The monsoon session is dictating play at the moment on Dalal Street
Last week was a fairly quiet one after the super volatility witnessed in the preceding weeks. Sensex gained 121.83 points or 0.43 per cent to close at 28,236.39 points whilst Nifty gained 31.75 points or 0.37 per cent to close at 8,564.60 points.
Congress President Sonia Gandhi, Vice President Rahul Gandhi (front row centre) and other MPs shout slogans during a protest against suspension of 25 party members, at Parliament in New Delhi. Pic/PTI
Broader markets gained more with BSE100, BSE200 and BSE500 gaining 0.80 per cent, 1.01 per cent and 1.12 per cent. The entire action was witnessed in smallcap midcap space which saw BSEMIDCAP gaining 2.52 per cent and BSESMALLCAP gaining 2.31 per cent.
The top gaining index was BSEAUTO up 3.44 per cent followed by BSECONDUR 2.95 per cent and BSEHEACARE 2.78 per cent. The losers saw just one index in BSEPOWER down a tad at 0.02 per cent. In individual stocks, PSU banks continued to rally and the top gainer was Union Bank up 16.64 per cent followed by Canara Bank11.80 per cent.
Other gainers included DLF up 9.49 per cent and SAIL 8.41 per cent. The losers were led by HCL Tech down 5.82 per cent, Coal India 5.41 per cent and BHEL 4.63 per cent. The Indian rupee appreciated 32 paisa or 0.50 per cent to close at R63.81. On expected lines, RBI in its policy review kept rates unchanged.
The positive takeaway from the post policy conference was the softening of stand going forward which hinted at future rate cuts if inflation remains under check. Dow Jones was under pressure and lost 316.48 points or 1.79 per cent to close at 17,373.38 points. FIIs were buyers of equity worth R1,685 crores during the week.
They also bought Rs 2,600 crores in July as a whole. Domestic institutions were sellers of equity of Rs 405 crores during the week but buyers of Rs 5,450 crores during July. EPFO began purchases of ETF’s (Exchange Traded Funds) from Thursday from the market. This is a good thing from the market perspective and in an ETF there is diversity as well as safety with the fund performing even if one individual company does not do well.
Parliament continued its logjam and virtually no work has been done in the current monsoon session. I believe it’s time we the people who pay for our politicians demand a system of ‘no work no pay’. Why not they also be paid only if they allow Parliament to function. It’s a thought and if the thinking becomes widespread would reach the ears of people who matter.
The nation will celebrate its Independence Day on Saturday, August 15. The current times are bad with parliament paralysed. Time has come for the executive to use the wide powers available under the constitution to take this country forward. Green shoots are visible and we need to capitalise on the fact that the economy is showing signs of revival.

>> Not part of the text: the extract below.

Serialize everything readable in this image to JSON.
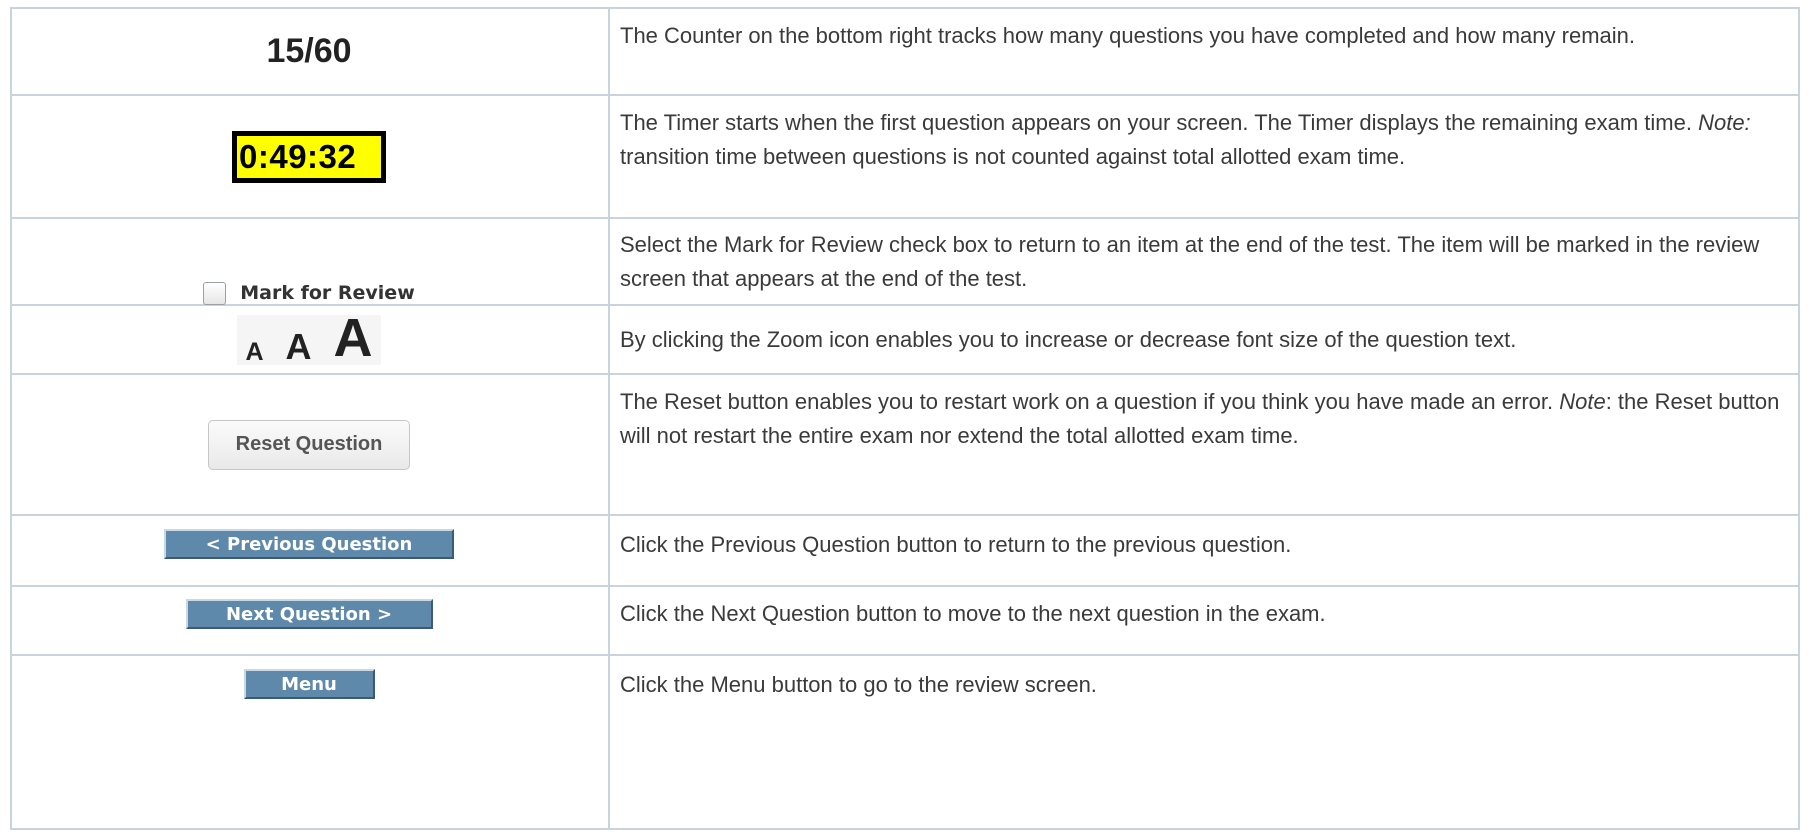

In China, things are virtually going downhill. Many factories are working a mere two to three days a week and workers are being paid wages for staying at home the remaining days. With the economy under threat and stock market under pressure, nothing seems to be going right for China.
Markets going nowhere
Our markets have been in range bound trade all through the monsoon session of parliament. Historically, it has been noticed that during the session, our markets normally go nowhere and it is only where there is an event like a bill or voting on a motion that there is movement.
This week will be the last before the session ends, and could see some business happening in parliament. If that does happen, there would be some movement in stockmarket, otherwise we would be as we are. Any meaningful movement is only likely in the week beginning August 17.
Markets are likely to be devoid of any meaningful action. However what frenzied movement is visible in midcap and smallcap space is indicating that one must become cautious and simply not get carried away with price movement. Manipulation of this sector is easy and it is always the retail investor who gets caught. Be cautious.